Transfers of immovable property situated in Malta generally gives rise to a property transfer tax equivalent to 8% of the transfer value unless such property was the ordinary residence of the individual for a period of more than three years in which case any capital gain realised is exempt from capital gains tax. Other rates of tax apply in cases where the property is held for less than three years or the property is acquired causa mortis or through a donation.
Persons qualifying as non-residents may also opt to be charged on capital gains arising out of immovable property in Malta at the 35% rate on the gain instead of the final property tax of 8% on transfer value.
Payment of tax
Tax on employment income is deducted and remitted by the employer on a monthly basis under the Final Settlement System (FSS). This system is tailored so that the correct amount of income tax is deducted from the employment income. The amount paid by the employer and remitted to the Inland Revenue Department is credited to the employee. Malta adopts a self assessment system, however, the computation of the tax due on employment income is the responsibility of the employer paying such income. In most cases the amount of tax paid under the FSS should be equal to the income tax liability under the self assessment system so that no further tax is due to be paid by the tax return date.
Tax compliance issues
The income tax return of individuals under the self assessment system, must be filed within six months of the calendar year (basis year). Therefore, the tax return for a particular year is due by June of the following year. Every individual is responsible to complete the form correctly and include all income arising during the previous year, whereby the income tax due is computed. Details as to the amount of days spent in the country and the option as to whether to have income brought to charge at the single, parent or married rates are required in the tax return. Employed persons who have no other sources of income should have no outstanding tax due as this would have been paid through the final settlement system. Individuals who have various sources of income may be liable to pay the settlement tax by the end of June or else be entitled to a tax refund of any excess tax paid.

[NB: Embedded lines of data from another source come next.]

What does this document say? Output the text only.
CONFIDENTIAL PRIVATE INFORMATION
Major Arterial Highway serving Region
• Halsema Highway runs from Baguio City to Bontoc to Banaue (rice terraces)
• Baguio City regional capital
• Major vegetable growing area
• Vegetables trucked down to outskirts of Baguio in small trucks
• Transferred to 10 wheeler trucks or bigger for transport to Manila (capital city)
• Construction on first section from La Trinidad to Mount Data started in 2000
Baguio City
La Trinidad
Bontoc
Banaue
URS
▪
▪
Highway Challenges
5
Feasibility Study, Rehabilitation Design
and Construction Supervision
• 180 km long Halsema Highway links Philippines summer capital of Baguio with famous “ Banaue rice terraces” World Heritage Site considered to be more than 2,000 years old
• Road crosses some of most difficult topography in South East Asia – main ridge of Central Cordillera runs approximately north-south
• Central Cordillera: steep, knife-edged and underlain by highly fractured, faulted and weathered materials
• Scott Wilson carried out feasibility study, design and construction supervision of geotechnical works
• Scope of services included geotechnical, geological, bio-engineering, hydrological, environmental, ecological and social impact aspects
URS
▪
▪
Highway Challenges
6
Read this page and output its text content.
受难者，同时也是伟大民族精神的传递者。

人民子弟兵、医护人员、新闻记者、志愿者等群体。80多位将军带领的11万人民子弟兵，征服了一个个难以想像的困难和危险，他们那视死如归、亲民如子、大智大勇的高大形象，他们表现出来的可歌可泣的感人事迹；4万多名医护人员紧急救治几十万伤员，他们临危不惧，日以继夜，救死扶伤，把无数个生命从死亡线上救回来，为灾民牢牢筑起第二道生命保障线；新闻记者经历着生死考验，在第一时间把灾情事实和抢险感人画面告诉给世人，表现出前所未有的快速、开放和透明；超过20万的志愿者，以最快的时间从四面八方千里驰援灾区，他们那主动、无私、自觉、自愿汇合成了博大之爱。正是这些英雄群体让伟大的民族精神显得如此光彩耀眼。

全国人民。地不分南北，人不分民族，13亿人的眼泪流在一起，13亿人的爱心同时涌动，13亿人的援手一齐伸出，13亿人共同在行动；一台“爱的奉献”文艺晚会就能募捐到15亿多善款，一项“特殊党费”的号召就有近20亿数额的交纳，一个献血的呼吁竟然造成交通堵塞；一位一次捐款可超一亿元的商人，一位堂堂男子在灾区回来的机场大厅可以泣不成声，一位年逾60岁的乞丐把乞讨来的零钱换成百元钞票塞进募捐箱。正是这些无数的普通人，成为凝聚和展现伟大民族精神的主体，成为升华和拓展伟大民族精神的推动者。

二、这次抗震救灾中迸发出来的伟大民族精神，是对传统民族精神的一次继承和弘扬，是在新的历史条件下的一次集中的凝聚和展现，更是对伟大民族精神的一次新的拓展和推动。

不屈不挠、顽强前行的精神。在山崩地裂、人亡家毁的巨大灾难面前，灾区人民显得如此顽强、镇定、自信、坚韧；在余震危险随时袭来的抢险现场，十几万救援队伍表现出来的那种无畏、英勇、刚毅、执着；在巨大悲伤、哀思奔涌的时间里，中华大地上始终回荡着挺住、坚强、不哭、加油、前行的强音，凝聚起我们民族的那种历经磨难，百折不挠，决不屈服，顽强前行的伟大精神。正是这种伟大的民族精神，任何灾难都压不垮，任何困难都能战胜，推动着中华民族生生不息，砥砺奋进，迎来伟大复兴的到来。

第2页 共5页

In the last few years, the tax department has started a process of simplification for persons whose income is subject to tax at source and thus all sources of income are known to the tax department. Persons falling within the definition of non-filers receive a tax statement showing their annual income, respective income tax charge and tax payments made. Any shortfall of tax or tax refund is settled based on such statement. The taxpayer is however still liable to inform the tax department if such statement is incorrect or incomplete and thus required to request a tax return to adjust the tax statement issued by the tax department.
Other compliance matters relating to employment in Malta
Employers seeking to employ a non-EU individual to work in Malta need to apply for an employment permit for such individual before the employment can be actually taken up. The envisaged period of employment is not relevant in determining the need or otherwise of an employment permit as this is required as from the first day of employment.
Individuals taking up residence in Malta as a result of their employment, are required to apply for an e-residence card and register for income tax purposes in Malta.
Employment in Malta may also expose individuals to the payment of social security contributions in Malta, unless evidence is submitted to the local authorities that social security contribution payments are being done in another EU state. To this effect a form known as the E101 would need to be produced to the local authorities. Other formalities include the submission of the relative commencement forms to Jobsplus and the registration of the individual for income tax purposes.